Um pedido de prorrogação do prazo de vigência da Comissão Intersetorial, que apura os fatos ocorridos no Presídio Doutor Romeu Gonçalves de Abrantes (PB-1), no último dia 28 de agosto, envolvendo integrantes do Conselho Estadual de Direitos Humanos e do Cidadão da Paraíba (CEDHC-PB), já foi encaminhado ao governador Ricardo Coutinho (PSB). A Comissão Intersetorial também ainda espera o atendimento ao pedido de afastamento do diretor do presídio.

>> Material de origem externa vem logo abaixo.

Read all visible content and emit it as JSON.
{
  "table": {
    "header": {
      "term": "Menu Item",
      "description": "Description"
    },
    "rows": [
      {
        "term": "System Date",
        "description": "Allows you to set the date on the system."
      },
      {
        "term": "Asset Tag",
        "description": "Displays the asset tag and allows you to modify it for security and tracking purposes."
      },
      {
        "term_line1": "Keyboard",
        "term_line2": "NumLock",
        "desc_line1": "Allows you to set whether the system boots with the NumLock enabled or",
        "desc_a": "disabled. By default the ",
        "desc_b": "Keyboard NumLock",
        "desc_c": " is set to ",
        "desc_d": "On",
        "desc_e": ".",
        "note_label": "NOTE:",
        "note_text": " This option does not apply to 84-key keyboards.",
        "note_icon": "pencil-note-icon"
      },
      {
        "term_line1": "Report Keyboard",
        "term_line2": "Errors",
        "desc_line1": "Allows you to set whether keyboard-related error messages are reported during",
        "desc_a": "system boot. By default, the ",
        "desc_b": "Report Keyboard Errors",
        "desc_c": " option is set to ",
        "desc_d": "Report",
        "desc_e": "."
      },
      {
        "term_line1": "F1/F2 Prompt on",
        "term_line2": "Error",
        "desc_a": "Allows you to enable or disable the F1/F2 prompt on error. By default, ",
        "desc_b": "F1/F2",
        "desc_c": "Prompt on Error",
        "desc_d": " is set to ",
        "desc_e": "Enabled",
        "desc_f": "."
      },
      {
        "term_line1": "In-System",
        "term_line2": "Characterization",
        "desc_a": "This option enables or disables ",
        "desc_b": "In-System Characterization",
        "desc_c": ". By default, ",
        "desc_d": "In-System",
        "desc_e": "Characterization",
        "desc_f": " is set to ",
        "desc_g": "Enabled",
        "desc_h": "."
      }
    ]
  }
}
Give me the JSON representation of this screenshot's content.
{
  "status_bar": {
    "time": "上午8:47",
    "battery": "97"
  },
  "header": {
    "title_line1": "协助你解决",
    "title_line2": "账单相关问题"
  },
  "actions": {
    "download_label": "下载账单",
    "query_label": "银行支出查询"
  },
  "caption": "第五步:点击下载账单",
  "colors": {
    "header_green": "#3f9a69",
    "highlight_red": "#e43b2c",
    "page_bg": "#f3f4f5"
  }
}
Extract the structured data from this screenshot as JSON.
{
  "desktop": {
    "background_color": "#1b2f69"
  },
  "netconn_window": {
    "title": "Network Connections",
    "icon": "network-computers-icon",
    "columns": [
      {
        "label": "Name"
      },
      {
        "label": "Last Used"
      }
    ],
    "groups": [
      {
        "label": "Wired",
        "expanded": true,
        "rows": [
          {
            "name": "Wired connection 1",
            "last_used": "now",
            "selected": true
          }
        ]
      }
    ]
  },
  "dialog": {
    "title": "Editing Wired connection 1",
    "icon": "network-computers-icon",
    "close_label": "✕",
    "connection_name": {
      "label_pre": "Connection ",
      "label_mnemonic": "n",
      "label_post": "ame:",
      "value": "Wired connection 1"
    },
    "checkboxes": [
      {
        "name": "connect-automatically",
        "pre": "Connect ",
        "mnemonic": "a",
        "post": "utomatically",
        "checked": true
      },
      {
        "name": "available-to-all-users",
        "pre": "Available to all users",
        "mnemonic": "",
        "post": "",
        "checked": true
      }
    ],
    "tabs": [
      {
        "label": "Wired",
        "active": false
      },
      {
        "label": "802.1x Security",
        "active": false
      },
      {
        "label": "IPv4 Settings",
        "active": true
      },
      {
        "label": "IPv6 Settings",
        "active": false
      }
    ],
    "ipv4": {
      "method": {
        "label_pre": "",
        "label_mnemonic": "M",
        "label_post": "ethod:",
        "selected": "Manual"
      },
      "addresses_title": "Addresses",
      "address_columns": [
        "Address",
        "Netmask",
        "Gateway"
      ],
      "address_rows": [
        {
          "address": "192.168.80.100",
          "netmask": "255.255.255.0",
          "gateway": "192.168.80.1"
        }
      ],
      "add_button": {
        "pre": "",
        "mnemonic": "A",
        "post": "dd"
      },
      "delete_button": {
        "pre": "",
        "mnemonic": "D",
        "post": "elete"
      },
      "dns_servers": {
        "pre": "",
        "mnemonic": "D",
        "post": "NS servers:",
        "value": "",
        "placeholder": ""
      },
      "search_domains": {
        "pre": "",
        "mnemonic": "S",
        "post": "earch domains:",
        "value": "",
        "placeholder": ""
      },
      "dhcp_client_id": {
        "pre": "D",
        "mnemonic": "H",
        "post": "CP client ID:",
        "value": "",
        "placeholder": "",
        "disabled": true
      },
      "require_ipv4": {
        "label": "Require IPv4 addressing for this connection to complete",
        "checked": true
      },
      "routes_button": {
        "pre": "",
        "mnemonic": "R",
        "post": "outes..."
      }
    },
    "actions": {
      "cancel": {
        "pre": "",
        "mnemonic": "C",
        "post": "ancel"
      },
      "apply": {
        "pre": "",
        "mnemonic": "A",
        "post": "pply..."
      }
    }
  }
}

“Já pedimos a prorrogação do prazo de vigência da comissão por mais 30 adias, que terminaria no dia 7 de outubro, e também por decisão da comissão foi encaminhado a recomendação ao secretário da Administração Penitenciária, coronel Washington França, o afastamento do diretor do presídio até o término das investigações. Mas ainda estamos aguardando a posição do secretário”, informa o promotor de Justiça Bertrand Asfora, coordenador do Centro de Apoio Operacional às Promotorias Criminais e das Execuções Penais da Paraíba (CaoCrim), do Ministério Público do Estado da Paraíba (MPPB), que preside a Comissão Intersetorial.
A Comissão foi designada pelo governo do estado e composta ainda pelo procurador do estado Venâncio Viana de Medeiros Filho; pelo chefe de gabinete do governador, Waldir Porfírio da Silva; pelo advogado Ednilson Siqueira de Paiva (OAB-PB); e pelo representante do Conselho Estadual de Direitos Humanos da Paraíba, Rubens Pinto Lira.
O governador Ricardo Coutinho havia determinado um prazo de 30 dias para que a comissão apresentasse um relatório da apuração ao governo e aos dirigentes dos órgãos que representam. O prazo se encerraria no próximo dia 7 de outubro. Com o pedido de prorrogação, os trabalhos de apuração se encerrarão no dia 7 de novembro.
Na noite do dia 28 de agosto, uma integrante do Conselho Estadual de Direitos Humanos teria entregado uma máquina fotográfica a presos do PB-1. O grupo de conselheiros acabou sendo detido no presídio pelos agentes penitenciários e policiais militares. Após a chegada do promotor de Justiça Marinho Mendes, os conselheiros seguiram do PB-1 para a 9ª Delegacia Distrital, onde registraram um boletim de ocorrência, prestando queixa contra os policiais militares que os mantiveram detidos.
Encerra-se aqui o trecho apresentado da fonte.